I am a sucker for a simple story on film, if it is well-written, well-acted and has an appropriate soundtrack. I believe Christian Bale is the best actor of our time. In Out of The Furnace he is given a starkly peopled plot in which to prove it. This movie is about the ‘America you don’t see’, as a friend who leant it to me commented. I expect the movie to be overlooked, in part because of what is essentially the gratuitous inclusion of bare-knuckle MMA in the story line, surely done to infuse some interest in this film about a slice of America that almost no one cares about.
Out of The Furnace is set in the extreme eastern foothills of Appalachia, on the Pennsylvania New Jersey border. It is a story of brotherhood. Russell Baze [Bale], a convicted drunk driver finishing a term for vehicular manslaughter, attempts to mentor his brother Rodney [Casey Affleck]. The story thread involving the prize-fighting is pure recycled 1950s Hollywood bullshit. The fights themselves are not badly done. If not for the inclusion of the prize-fighting I’d rank this movie up there with The Deer Hunter or Deliverance.
Throughout the movie there is a sense of doom that pervades these brother’s attempts to make something of their dismal lives. It is clear though, that they live in a dead-end world, and that Rodney, an emotionally scarred Iraqi war veteran, will not find the light. This fatalistic story is shadowed darkly by a soundtrack that really worked on me despite my lack of musical appreciation.

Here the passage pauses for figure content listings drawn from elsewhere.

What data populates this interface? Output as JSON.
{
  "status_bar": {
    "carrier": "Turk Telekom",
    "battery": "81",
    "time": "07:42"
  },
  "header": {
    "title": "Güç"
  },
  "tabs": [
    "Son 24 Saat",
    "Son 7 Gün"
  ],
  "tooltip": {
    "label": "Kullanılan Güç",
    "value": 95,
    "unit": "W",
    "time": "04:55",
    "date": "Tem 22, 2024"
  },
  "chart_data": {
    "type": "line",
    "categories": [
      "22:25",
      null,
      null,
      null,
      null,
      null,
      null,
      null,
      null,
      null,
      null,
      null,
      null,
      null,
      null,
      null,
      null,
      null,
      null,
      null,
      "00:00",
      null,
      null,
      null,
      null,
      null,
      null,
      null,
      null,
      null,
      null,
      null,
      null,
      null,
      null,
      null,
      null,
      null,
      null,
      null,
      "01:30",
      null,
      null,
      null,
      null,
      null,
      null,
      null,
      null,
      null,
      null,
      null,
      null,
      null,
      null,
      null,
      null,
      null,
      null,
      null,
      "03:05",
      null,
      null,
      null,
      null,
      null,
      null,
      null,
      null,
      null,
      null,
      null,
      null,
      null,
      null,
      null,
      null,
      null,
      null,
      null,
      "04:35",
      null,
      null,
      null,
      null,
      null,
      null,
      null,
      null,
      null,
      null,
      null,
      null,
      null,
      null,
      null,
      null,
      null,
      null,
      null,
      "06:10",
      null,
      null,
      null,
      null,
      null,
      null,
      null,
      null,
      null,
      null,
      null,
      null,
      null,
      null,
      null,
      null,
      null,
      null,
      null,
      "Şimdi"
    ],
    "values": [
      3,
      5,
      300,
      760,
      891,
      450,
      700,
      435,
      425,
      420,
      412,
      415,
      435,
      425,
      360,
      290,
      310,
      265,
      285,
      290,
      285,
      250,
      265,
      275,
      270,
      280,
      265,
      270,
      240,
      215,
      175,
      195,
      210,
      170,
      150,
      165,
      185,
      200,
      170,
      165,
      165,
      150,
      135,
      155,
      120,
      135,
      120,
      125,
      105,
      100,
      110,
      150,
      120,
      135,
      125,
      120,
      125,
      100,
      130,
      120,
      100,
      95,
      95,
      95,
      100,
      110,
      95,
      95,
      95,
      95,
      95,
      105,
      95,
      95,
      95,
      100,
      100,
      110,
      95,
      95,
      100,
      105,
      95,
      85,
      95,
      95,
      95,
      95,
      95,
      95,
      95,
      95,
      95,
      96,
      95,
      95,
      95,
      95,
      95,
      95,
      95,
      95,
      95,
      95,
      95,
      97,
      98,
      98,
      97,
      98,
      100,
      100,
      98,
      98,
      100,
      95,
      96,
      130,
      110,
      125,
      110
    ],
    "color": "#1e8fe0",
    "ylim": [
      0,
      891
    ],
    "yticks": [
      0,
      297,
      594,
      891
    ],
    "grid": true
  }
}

Forest Whitaker, Sam Shepard, Willem Defoe, and Zoe Saldano provide an excellent supporting cast. However, the movie’s dark atmosphere was clinched by Woody Harrelson’s intensely believable performance as an irredeemable leader of a white-trash drug gang. There was a scene when father and son go searching for the missing younger son in a pickup, across the rolling green hills to a lonely frame house, where nothing good awaits. I have lived that scene, outside of a small Appalachian town, in search of a man who, when we found him, had only an untrimmed leg of deer in the freezer and a shaker of salt on the table, to feed his barefoot wife and children.
Scott Cooper nailed that scene, as he did many others, and Christian Bale plied his craft with the virtuosity he always does.